CALLER: Hi, Rush. I’ve been trying for a long time to get through, and I’m glad that I did. It’s an honor to speak to you.

RUSH: Thank you, sir.

CALLER: I told the call screener in 1993 I was running a small business of my own, my life savings went into it, and due to a series of circumstances, I was failing. But I was listening to you on the radio at the time, and I heard you tell your life story about failing a few times and being fired, and yet you went on to great success. And, frankly, that inspired me to pick myself up and dust myself off and go on. So I’ve been wanting for all these years to thank you for really essentially saving my life.

RUSH: Wow. Well, I appreciate that. I remember 1993 there was something that — I think it was 1993. USA Today ran a series of stories on white-collar people losing their jobs and how that was justified because it was always blue-collar people being laid off, but the phenomenon happened, there were white collar people — executives in other words — who were being laid off or fired and in their forties and fifties when it was gonna be impossible for them to go out and find jobs that paid what they were earning at the time. And so I did a series of shows that week asking some of these people what they were gonna do, and what they had done.

And they said, much like you, that in the end it was a blessing, that it had forced them, they had to, they got laid off, they didn’t have any money coming in. They had to go replace their salaries. They chose to do what they had always wanted to do with their lives but never did because they had to have a job. So they turned their hobby, they turned their real passion for whatever it was into a money-making enterprise. That’s how they reacted to being laid off.

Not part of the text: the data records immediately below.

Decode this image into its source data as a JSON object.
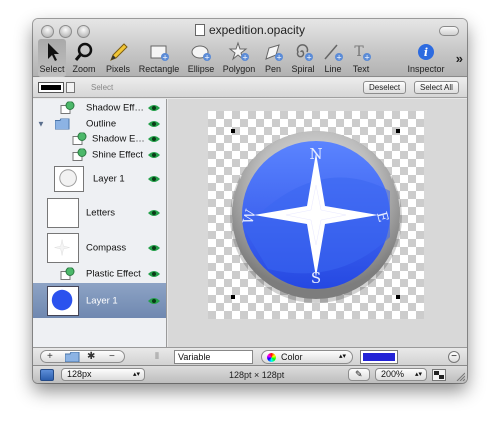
{
  "window": {
    "title": "expedition.opacity"
  },
  "toolbar": {
    "tools": [
      {
        "label": "Select",
        "icon": "arrow-pointer-icon",
        "active": true
      },
      {
        "label": "Zoom",
        "icon": "magnifier-icon"
      },
      {
        "label": "Pixels",
        "icon": "pencil-icon"
      },
      {
        "label": "Rectangle",
        "icon": "rectangle-add-icon"
      },
      {
        "label": "Ellipse",
        "icon": "ellipse-add-icon"
      },
      {
        "label": "Polygon",
        "icon": "star-add-icon"
      },
      {
        "label": "Pen",
        "icon": "pen-add-icon"
      },
      {
        "label": "Spiral",
        "icon": "spiral-add-icon"
      },
      {
        "label": "Line",
        "icon": "line-add-icon"
      },
      {
        "label": "Text",
        "icon": "text-add-icon"
      },
      {
        "label": "Inspector",
        "icon": "info-icon"
      }
    ],
    "overflow": "»"
  },
  "stylebar": {
    "select_label": "Select",
    "deselect": "Deselect",
    "select_all": "Select All"
  },
  "layers": [
    {
      "name": "Shadow Eff…",
      "kind": "effect"
    },
    {
      "name": "Outline",
      "kind": "folder"
    },
    {
      "name": "Shadow E…",
      "kind": "effect"
    },
    {
      "name": "Shine Effect",
      "kind": "effect"
    },
    {
      "name": "Layer 1",
      "kind": "layer"
    },
    {
      "name": "Letters",
      "kind": "layer"
    },
    {
      "name": "Compass",
      "kind": "layer"
    },
    {
      "name": "Plastic Effect",
      "kind": "effect"
    },
    {
      "name": "Layer 1",
      "kind": "layer",
      "selected": true
    }
  ],
  "compass_letters": {
    "n": "N",
    "e": "E",
    "s": "S",
    "w": "W"
  },
  "fillbar": {
    "add": "+",
    "remove": "−",
    "variable": "Variable",
    "color_mode": "Color",
    "color_value": "#2323d6"
  },
  "statusbar": {
    "size": "128px",
    "dimensions": "128pt × 128pt",
    "zoom": "200%"
  },
  "colors": {
    "selection": "#7890b6",
    "compass_blue": "#3a66f0"
  }
}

And I remember those shows — there were, I think, three of them that week — received all kinds of accolades because they were inspiring and they were motivating, and they were actual people who had had everything stripped away from them. They had no choice but to go out and become self-starters. And they told their stories and described how they did it, much like you did just here. And I’m happy to be associated with that. I really am. But you did the work. You’re the one that recognized what you had to do, and you did it. So don’t leave yourself out of the equation. I’m happy to have played a role in it, more than you know. But you did the work. So don’t ever leave yourself out.